Evil phones. If it wasn’t the loud bells and agonizing rotary bullshit, it was the subdued peaceful ringing of later models and the soothing (and swifter) push-button replacement of the rotary dial. The buttons gridded on a keypad in which each button, or number, was accompanied, when pressed, by a musical note that tonally chirped back in your ear. The “1″ sounded completely different from the “3″ which in turn, sounded different than the “8.” The musically adept (to be very generous and kind) had the capability to string together a series of button-pushes in order to create a simple melody; actually, a really awful sounding MIDI-quality concert. Nevertheless, bad news still flourished at the hands of the new generation of phones. Death. Destruction. Illness. Pain. The phone excelled at shrieking misery in our ears.

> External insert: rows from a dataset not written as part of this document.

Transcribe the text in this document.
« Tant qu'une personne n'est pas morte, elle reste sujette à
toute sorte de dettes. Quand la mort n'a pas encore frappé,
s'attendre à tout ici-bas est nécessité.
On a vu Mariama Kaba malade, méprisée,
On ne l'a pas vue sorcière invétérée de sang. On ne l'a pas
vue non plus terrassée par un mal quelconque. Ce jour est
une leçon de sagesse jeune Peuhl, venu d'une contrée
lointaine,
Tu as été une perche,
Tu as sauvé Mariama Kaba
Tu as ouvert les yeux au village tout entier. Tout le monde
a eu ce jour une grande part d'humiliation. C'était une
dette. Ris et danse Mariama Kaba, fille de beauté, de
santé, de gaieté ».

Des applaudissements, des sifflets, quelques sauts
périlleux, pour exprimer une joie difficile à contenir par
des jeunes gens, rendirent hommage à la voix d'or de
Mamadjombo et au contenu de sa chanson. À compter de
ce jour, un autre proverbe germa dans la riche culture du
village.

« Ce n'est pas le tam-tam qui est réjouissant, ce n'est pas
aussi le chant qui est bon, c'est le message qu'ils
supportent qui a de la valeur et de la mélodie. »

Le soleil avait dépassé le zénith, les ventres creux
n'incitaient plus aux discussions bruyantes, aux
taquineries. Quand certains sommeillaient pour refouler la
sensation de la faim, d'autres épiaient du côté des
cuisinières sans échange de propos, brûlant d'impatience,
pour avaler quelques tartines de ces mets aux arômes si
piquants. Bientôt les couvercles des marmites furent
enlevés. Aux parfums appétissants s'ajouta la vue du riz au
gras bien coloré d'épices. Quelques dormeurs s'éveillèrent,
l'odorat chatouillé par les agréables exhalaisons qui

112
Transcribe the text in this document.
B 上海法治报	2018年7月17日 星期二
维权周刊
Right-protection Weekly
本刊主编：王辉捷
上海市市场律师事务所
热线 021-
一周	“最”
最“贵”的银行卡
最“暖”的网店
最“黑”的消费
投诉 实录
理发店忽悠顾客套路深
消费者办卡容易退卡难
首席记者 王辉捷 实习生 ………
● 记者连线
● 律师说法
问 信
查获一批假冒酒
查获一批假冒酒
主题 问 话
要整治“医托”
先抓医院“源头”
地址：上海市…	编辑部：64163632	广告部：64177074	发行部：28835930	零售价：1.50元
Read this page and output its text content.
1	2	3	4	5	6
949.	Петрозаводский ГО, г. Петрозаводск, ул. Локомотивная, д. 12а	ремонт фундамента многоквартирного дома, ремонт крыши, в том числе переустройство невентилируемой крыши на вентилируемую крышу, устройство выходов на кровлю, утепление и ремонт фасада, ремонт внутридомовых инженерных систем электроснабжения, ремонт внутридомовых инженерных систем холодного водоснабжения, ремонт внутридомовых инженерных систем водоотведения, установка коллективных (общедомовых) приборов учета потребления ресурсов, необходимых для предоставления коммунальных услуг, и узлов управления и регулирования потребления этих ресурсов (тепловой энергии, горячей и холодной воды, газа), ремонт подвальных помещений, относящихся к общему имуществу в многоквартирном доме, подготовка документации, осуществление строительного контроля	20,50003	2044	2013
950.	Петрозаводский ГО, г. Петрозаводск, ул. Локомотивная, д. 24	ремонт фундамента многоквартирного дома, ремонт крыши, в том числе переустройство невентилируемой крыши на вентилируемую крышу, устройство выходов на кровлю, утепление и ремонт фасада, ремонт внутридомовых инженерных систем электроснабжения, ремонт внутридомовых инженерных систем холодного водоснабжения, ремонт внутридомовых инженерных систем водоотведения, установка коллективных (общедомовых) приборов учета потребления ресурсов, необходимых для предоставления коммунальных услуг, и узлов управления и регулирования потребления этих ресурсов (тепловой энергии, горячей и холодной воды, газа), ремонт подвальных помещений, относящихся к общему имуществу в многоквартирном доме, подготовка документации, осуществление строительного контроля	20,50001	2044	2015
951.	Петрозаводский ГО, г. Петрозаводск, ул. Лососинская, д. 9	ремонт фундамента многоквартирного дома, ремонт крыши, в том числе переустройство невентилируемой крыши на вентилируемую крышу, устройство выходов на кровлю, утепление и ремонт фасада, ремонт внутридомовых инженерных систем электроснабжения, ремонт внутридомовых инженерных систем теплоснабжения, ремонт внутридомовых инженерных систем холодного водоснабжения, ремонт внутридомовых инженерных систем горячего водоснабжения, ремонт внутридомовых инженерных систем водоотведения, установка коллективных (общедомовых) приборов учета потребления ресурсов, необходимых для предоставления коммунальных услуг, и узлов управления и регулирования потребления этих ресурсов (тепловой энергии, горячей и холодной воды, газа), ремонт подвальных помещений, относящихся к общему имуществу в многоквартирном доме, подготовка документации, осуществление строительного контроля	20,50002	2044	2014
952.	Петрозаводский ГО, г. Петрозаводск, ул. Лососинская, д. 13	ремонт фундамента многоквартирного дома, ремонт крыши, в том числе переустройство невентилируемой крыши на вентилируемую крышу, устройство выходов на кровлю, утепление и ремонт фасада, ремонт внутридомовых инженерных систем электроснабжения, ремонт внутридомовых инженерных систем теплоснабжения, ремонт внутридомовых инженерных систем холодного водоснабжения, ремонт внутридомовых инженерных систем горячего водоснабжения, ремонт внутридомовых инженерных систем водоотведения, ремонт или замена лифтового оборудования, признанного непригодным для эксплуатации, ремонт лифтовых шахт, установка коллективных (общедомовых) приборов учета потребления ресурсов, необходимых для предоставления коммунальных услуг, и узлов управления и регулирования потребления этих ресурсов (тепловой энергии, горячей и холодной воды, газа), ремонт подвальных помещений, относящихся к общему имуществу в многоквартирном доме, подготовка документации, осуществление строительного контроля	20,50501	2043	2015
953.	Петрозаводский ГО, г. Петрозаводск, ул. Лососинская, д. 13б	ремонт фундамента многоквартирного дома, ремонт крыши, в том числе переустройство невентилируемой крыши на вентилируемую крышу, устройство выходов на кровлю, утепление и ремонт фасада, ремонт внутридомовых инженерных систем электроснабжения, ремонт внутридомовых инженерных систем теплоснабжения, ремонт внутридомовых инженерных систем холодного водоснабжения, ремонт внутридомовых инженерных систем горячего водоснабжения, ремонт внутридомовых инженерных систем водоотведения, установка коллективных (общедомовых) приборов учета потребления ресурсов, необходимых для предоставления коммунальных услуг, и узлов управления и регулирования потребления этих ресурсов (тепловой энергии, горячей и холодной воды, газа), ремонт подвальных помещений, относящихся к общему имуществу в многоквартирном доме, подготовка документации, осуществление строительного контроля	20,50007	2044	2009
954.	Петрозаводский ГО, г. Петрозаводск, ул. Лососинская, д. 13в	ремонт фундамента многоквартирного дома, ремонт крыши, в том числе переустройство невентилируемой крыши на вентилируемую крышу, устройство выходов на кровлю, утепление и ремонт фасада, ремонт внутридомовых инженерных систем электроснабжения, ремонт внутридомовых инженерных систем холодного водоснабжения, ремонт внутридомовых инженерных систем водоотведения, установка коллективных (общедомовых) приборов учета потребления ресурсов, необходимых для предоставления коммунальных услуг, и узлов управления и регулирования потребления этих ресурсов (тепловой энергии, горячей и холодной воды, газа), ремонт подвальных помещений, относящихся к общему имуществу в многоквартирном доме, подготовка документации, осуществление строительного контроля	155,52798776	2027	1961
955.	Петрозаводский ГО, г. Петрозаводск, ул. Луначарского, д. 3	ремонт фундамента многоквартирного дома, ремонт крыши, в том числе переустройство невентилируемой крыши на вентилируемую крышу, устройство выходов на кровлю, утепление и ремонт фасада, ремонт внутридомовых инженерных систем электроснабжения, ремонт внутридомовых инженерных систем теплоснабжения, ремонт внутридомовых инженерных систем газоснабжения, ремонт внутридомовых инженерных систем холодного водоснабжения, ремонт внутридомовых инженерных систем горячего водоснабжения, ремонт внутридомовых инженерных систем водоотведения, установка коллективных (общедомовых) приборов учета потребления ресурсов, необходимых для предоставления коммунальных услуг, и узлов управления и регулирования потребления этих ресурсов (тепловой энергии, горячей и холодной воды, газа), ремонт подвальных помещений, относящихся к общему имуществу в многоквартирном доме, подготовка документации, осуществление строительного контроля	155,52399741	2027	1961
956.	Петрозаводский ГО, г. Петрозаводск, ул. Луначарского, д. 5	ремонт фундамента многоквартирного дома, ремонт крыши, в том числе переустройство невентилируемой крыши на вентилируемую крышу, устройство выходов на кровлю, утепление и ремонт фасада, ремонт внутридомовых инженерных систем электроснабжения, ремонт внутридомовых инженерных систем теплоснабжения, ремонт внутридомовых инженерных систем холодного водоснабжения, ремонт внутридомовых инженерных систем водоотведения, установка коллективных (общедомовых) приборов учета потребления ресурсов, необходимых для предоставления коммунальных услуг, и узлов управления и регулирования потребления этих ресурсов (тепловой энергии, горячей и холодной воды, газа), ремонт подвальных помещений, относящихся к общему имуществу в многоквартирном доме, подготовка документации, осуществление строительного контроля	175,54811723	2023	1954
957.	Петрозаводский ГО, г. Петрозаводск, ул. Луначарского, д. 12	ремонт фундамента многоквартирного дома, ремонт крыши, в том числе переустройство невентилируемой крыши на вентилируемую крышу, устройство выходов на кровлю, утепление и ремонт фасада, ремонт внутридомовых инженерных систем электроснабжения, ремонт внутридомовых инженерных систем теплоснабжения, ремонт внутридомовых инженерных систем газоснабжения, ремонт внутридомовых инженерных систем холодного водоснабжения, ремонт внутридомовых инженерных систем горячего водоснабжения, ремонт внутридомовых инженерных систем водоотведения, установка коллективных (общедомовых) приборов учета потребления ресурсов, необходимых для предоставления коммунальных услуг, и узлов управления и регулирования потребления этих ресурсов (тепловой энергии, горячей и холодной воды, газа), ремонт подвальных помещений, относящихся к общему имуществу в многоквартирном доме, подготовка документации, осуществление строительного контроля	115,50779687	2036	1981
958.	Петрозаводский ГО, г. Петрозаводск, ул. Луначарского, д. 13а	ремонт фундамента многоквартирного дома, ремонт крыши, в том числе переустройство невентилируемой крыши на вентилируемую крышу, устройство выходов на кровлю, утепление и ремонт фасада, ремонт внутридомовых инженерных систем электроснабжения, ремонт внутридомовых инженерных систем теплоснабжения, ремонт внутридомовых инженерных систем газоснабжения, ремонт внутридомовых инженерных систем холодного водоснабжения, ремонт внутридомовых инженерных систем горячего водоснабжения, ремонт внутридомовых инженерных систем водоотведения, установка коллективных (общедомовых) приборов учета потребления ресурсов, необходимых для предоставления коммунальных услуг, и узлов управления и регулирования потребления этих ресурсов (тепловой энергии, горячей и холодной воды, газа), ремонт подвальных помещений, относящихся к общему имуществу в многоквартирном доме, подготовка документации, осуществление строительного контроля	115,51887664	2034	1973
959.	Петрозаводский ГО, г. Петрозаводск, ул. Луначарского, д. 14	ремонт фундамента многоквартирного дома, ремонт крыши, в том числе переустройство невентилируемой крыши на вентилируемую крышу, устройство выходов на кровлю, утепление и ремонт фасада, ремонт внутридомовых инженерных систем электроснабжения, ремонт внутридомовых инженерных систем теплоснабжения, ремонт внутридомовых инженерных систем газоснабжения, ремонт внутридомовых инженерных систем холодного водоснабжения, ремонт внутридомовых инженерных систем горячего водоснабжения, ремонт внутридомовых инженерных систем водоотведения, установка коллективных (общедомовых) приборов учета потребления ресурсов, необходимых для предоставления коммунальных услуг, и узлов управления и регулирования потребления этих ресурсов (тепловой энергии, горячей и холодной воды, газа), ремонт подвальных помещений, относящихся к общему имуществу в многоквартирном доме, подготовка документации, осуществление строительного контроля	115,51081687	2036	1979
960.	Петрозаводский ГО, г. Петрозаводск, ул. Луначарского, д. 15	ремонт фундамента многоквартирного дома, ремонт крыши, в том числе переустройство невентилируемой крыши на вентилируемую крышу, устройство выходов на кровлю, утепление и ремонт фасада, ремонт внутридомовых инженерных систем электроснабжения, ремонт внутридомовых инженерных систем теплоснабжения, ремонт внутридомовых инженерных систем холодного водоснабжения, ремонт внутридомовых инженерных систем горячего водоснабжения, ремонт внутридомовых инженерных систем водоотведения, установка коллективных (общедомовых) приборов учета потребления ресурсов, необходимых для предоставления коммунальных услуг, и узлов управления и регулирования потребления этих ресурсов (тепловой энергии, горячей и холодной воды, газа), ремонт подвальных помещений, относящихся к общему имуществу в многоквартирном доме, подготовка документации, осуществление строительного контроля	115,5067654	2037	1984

In time, the telephone’s ringing began to elicit a Pavlovian response from me. Whenever it rang at odd hours or unexpectedly, my first instinct was to reach for a tissue box or dash to the closet in order to dig out a clean black suit. The phone’s ringing was our official Grim Reaper anthem.

Cell phones and their technological serenity and indifference didn’t change the landscape.
Still, the misery visited, courtesy of radio waves.
Still, the death and the despair.
The gift of misery. Carried on the wings of electromagnetic transmissions and alerted within the customizable and individualistic (but really not) chime of an electronically generated custom ring.
I wasn’t a kid anymore. Now the telephone was the scene of arguments, disagreements, bad tidings. I broke up via the telephone a few times. I even had a DMV hearing via cell phone wizardry in which I pleaded to keep my driver’s license and still, to no avail, the phone failed me. And of course, the phone, still the standard bearer of death and misery. Some things never changed.

Bad fucking news.

The telephone is an artery of grievous horrors.
The telephone has always stood waiting, patiently, ready to bellow its harsh sentence at me. Sadistically, it savors the ability to rouse me from the slumber of complacent and happy existence; to smash my hopes with a sledgehammered dose of bad news.

And still, anxiously awaiting its clarion call.